During his over one-and-a-half-half hour-long appearance on Lex Fridman's Artificial Intelligence (AI) Podcast, Cristos Goodrow, VP of Engineering at Google and head of Search and Discovery at YouTube (aka YouTube Algorithm) – spoke about many issues, including how those whose livelihoods depend on performing well on YouTube might be looking for ways to maximize their presence, under YouTube's ever-changing “rules of engagement.”
At one point, the host referred to creators essentially tying their monetizing game to this system just to get more attention, i.e.., clicks, and revenues – and asking the YouTube channel owner if this might be “right or wrong?”
What does Goodrow really think of YouTubers coming up with strategies that boost engagement to stay alive in the ecosystem?
Suffice it to say – he doesn't think too highly of it.
And that concerns anything from creators trying to stay alive amid an onslaught of various – sometimes politically and ideologically motivated “apocalypses” – to creators simply reaching for things like clickbait in video titles for the sake of promoting their “general purpose” videos.
To his credit, the host, Lex Fridman – while unfortunately hardly ever making eye-contact with his Google interviewee – does refine the problem to simply videos objectively having high-quality content, but feeling the need to go for “clickbait” thumbnails and titles – just so they could get a fair chance of surfacing on YouTube.
Goodrow was essentially asked about the mischiefs of some YouTube creators “gaming” the platform's algorithms in order to surface on the platform that now seems far more interested in luring in conventional celebrity than propping up its native talent.
This is what Cristos had to say:
“(…) Even if you were to take the algorithm out of it, and just say, ok, all these video happen to be lined up – the algorithm didn't make any decision about which one to put on the top or the bottom, but they're all lined up there – which ones are the people gonna choose?,” said Goodrow.

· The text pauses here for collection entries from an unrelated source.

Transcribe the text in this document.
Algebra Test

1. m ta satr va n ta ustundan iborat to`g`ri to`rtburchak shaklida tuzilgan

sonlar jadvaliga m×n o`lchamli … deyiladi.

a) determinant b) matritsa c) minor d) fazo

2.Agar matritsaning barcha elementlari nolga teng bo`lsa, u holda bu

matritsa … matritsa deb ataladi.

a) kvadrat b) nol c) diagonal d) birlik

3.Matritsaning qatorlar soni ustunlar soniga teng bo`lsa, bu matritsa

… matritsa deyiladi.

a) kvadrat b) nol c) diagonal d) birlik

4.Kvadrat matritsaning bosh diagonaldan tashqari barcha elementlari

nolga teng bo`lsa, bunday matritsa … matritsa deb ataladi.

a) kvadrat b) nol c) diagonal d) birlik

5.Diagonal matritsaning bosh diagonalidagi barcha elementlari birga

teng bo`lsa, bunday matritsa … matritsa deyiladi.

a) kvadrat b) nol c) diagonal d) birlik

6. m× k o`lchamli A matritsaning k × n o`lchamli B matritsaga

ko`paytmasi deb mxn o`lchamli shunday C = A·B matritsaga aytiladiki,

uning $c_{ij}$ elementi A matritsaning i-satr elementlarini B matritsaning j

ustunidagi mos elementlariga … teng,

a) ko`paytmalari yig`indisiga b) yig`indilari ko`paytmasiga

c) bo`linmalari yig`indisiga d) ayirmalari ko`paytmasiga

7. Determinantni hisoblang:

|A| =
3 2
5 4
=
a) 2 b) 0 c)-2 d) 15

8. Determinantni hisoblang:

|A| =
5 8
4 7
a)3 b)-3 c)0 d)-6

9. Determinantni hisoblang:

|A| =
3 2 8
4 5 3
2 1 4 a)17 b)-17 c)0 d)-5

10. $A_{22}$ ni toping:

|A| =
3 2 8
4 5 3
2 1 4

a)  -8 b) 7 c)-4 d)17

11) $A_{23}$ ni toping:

There's so many things for any democratic society taking into account YouTube's impact to unpack right here – not least in terms of a Google exec saying this stuff on record – in view of Google's near-complete dominance of the market.
“Even if you were” – suggests you don't have to make any informed choice at this time; so Google's “choice” of what to surface on its huge platform apparently has every right “to put on the top or the bottom” of recommendations pretty much anything.
And Goodrow's tl;dr reply reads like: you'll just have to be smart enough not to fall for any BS depending on alluring titles or imagery. Google's immense “AI” and their power has no interest in doing any of that legwork for you.